If the application’s state is newer than the participant’s state, either because the application was backed up after the participant or because the application is run by a different organization and wasn’t restored from a backup, then the application state has to be reset. Otherwise the application has already requested and processed transactions that were lost by the participant due to the gap between when the backup was taken and when the node disaster happened. This includes all applications that are Ledger API clients of the participant.

Private Keys

Assume a scenario in which a node needs to rotate its cryptographic private key, which is currently stored in the database of the node.

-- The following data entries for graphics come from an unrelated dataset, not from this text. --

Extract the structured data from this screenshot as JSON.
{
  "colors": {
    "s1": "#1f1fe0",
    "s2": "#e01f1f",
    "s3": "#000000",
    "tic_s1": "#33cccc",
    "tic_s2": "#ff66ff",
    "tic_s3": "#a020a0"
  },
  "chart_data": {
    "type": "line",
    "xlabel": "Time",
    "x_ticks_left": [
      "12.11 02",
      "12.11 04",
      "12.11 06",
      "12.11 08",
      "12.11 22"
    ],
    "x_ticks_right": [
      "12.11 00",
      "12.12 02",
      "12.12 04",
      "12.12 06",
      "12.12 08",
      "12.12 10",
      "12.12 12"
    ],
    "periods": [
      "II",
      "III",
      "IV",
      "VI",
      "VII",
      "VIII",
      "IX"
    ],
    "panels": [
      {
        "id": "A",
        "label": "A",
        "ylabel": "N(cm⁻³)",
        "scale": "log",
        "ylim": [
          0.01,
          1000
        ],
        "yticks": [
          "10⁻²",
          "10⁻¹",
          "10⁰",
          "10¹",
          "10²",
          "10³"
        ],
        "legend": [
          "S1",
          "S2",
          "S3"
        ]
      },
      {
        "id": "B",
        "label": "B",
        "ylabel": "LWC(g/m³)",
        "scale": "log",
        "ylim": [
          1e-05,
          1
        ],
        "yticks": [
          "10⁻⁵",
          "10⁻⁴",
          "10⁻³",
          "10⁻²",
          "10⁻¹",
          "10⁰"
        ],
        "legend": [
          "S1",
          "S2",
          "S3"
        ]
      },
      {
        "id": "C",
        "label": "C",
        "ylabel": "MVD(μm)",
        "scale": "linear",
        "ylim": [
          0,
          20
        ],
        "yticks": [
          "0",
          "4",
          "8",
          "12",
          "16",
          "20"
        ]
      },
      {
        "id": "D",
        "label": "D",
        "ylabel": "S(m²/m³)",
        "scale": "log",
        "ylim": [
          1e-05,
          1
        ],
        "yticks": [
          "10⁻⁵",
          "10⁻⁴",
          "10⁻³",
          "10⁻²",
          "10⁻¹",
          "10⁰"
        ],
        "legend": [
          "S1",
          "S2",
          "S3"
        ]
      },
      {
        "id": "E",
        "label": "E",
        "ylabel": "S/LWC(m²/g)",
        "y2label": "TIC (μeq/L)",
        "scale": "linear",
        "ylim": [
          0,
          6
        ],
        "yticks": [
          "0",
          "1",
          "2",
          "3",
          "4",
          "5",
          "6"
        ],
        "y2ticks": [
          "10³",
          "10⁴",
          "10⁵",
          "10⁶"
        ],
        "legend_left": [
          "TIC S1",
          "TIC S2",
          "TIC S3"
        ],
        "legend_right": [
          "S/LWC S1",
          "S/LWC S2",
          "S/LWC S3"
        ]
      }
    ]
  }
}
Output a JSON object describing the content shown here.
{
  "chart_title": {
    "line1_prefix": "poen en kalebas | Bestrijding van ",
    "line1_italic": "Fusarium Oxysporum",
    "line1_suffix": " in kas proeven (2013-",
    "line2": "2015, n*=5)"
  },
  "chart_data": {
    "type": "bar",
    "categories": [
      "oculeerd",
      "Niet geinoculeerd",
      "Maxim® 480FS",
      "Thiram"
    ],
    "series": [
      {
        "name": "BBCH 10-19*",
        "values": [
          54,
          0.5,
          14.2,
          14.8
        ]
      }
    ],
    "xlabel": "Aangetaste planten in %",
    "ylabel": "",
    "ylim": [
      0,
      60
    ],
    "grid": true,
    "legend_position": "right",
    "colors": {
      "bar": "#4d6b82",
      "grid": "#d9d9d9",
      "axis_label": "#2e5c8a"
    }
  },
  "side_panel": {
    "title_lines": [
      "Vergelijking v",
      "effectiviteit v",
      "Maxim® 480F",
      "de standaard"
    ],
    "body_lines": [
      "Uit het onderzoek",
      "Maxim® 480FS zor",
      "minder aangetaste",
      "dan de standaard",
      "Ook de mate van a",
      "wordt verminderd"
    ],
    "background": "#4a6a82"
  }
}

If the key rotation has been announced in the system before a backup has been performed, the new key will not be available on a restore, but all other nodes in the system expect the new key to be used. To avoid this situation, perform the key rotation steps in this order:
  1. Generate the new private key and store it in the database
  2. Back up the database
  3. Once the backup is complete, revoke the previous key

Postgres example

If you are using Postgres to persist the Participant Node or Synchronizer data, you can create backups to a file and restore it using Postgres’s utility commands pg_dump and pg_restore as shown below: Backing up Postgres database to a file:
pg_dump -U <user> -h <host> -p <port> -w -F tar -f <fileName> <dbName>
Restoring Postgres database data from a file:
pg_restore -U <user> -h <host> -p <port> -w -d <dbName> <fileName>
Although the approach shown above works for small deployments, it is not recommended for larger deployments. For that, we suggest looking into incremental backups and refer to the resources below:
  • PostgreSQL Documentation: Backup and Restore
  • How incremental backups work in PostgreSQL

Database Replication for Disaster Recovery

Synchronous replication

We recommend that in production at least the synchronizer should be run with offsite synchronous replication to ensure that the state of the synchronizer is always newer than the state of the participants. However to avoid similar caveats as with backup restore the participants should either use synchronous replication too or as part of the manual disaster recovery failure procedure the caveats have to be addressed. A database backup allows you to recover the ledger up to the point when the last backup was created. However, any command accepted after creation of the backup may be lost in case of a disaster. Therefore, restoring a backup will likely result in data loss. If such data loss is unacceptable, you need to run Canton against a replicated database, which replicates its state to another site. If the original site is down due to a disaster, Canton can be started in the other site based on the replicated state in the database. It is crucial that there are no writers left in the original site to the database, because the database mechanism used in Canton to avoid multiple writers and thus avoid data corruption does not work across sites. For detailed instructions on how to setup a replicated database and how to perform failovers, we refer to the database system documentation, e.g. the high availability documentation of PostgreSQL. It is strongly recommended to configure replication as synchronous. That means, the database should report a database transaction as successfully committed only after it has been persisted to all database replicas. In PostgreSQL, this corresponds to the setting synchronous_commit = on. If you do not follow this recommendation, you may observe data loss and/or a corrupt state after a database failover. Enabling synchronous replication may impact the performance of Canton depending on the network latency between the primary and offsite database. For PostgreSQL, Canton strives to validate the database replication configuration and fail with an error, if a misconfiguration is detected. However, this validation is of a best-effort nature; so it may fail to detect an incorrect replication configuration. For Oracle, no attempt is made to validate the database configuration. Overall, you should not rely on Canton detecting mistakes in the database configuration.